District A Town Councilor Angeline Kounelis was amazed the day in February when she realized the Watertown Fire Department had to fight a two-alarm fire and a three-alarm fire on the same day.
She became upset, however, when she learned one of the town’s two ladder trucks could not help douse the flames because there were not enough firefighters on duty that day.
Kounelis said at Tuesday’s Town Council budget hearing that she plans to cast a vote against the Fire Department budget because she said it leaves the department shorthanded. She did the same thing last year.
“It’s was a protest vote and I will do it again,” Kounelis said. “Especially when I hear that Ladder 2 (in the East End Fire Station) is out of commission 50 percent of the time. It affects the East End and it affects the whole town.”
The $7.44 million budget for fiscal 2012 maintains the 16 person minimum staffing, said Fire Chief Mario Orangio, but he would like to see a minimum of 19 firefighters on duty at all times.
The Fire Department staff has been declining for years, from 132 in 1970 to 83 in fiscal 2010, Orangio told the Town Council.

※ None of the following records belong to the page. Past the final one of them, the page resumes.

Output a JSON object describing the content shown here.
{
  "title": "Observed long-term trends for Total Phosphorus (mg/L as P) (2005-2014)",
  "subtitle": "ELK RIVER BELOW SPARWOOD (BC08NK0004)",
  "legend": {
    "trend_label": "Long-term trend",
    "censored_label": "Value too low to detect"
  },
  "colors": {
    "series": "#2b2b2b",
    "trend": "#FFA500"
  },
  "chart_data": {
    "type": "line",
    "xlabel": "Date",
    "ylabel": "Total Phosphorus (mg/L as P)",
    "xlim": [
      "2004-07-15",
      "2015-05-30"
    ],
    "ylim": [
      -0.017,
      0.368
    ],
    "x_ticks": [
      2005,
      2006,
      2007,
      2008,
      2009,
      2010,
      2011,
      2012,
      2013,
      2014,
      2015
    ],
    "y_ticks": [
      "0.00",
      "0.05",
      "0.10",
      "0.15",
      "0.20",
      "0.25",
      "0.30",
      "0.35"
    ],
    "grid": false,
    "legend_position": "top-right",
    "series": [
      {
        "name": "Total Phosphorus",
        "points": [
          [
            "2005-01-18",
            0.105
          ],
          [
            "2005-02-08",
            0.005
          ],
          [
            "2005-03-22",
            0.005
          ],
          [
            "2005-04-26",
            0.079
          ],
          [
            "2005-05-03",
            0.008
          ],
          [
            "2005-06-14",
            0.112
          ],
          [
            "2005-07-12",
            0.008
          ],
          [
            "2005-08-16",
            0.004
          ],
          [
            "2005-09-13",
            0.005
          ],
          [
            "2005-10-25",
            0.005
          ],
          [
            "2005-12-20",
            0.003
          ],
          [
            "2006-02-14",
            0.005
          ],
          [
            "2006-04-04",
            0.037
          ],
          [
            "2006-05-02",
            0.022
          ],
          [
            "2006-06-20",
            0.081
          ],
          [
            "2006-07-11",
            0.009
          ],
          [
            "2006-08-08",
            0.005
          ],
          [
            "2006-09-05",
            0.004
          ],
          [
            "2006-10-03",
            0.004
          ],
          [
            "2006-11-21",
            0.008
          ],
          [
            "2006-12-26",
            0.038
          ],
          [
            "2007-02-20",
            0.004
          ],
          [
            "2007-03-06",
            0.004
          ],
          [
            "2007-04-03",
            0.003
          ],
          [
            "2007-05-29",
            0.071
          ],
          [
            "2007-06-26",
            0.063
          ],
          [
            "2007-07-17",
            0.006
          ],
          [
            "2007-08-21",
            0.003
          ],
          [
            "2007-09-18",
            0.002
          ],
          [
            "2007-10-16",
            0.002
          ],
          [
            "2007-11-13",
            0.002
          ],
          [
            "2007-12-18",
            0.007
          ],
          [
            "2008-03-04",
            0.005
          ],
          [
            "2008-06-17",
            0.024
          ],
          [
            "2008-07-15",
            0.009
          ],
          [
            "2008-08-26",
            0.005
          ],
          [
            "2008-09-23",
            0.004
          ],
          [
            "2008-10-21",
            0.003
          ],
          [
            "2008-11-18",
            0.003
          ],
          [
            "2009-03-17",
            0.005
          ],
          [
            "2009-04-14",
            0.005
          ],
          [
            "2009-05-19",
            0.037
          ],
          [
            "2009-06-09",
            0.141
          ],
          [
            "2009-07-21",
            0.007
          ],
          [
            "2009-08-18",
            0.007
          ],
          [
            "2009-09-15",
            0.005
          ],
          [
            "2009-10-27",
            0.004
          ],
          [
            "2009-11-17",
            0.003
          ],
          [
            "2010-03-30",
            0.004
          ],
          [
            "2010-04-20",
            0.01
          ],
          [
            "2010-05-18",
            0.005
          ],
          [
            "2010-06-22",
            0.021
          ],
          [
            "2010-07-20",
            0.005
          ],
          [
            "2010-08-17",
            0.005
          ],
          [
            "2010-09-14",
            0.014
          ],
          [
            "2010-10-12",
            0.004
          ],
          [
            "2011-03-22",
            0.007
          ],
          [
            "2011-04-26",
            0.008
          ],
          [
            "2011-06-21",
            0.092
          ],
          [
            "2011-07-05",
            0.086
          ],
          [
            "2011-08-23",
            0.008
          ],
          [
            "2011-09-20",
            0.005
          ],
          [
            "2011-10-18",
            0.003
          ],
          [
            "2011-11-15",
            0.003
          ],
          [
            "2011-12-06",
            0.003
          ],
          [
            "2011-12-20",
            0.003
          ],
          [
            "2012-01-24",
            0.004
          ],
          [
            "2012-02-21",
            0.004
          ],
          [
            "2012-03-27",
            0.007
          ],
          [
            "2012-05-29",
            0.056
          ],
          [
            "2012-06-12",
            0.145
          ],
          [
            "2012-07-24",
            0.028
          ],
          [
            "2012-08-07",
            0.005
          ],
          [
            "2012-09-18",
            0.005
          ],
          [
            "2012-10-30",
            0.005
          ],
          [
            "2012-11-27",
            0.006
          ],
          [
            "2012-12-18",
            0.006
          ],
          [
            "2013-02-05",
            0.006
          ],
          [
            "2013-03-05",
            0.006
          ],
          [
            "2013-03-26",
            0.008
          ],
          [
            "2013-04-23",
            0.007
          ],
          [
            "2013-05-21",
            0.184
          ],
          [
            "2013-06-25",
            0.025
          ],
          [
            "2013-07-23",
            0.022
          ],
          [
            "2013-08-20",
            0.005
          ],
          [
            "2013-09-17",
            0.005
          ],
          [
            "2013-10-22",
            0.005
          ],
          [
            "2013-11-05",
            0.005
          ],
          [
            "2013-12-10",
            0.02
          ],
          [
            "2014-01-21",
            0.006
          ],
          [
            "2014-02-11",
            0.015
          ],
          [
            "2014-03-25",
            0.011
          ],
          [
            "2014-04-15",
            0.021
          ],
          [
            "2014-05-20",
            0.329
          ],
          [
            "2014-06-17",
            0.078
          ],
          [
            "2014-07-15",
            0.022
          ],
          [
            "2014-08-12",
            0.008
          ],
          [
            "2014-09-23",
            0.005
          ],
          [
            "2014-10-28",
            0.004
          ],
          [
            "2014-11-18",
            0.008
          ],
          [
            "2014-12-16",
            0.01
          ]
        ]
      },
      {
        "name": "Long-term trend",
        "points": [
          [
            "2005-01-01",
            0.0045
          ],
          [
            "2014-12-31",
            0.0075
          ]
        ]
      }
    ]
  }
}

At the same time, the number of calls has risen from 1,903 in 1970 to 4,609 in 2010.
The staff has declined even since 2000, when it was 92 and the calls have risen from 3,977.
The fire budget is up $98,000 from the actual fiscal 2011 budget, and $206,000 more than the 2011 budget adopted last June, said Town Manager Michael Driscoll.
The increase, however, only allows the Fire Department to maintain the status quo. It makes up for the loss of a $237,000 stimulus grants provided to the town last year which allowed the town to have 16, rather than 15 people on duty, Driscoll said.
A Public Safety Study has been proposed, which would look at both the Fire and Police departments. Orangio welcomes the study.
“I don’t think residents will say the response time to a fire was too quick or the transportation to hospital was too fast,” Orangio said.
Town Councilor Vincent Piccirilli thanked Orangio for the information on Fire Department staffing, but said he would like to see some other data on how the staffing levels impacts the service provided by the department
“It would be nice to see if you are falling short on response time, and your analysis for why,” Piccirilli said.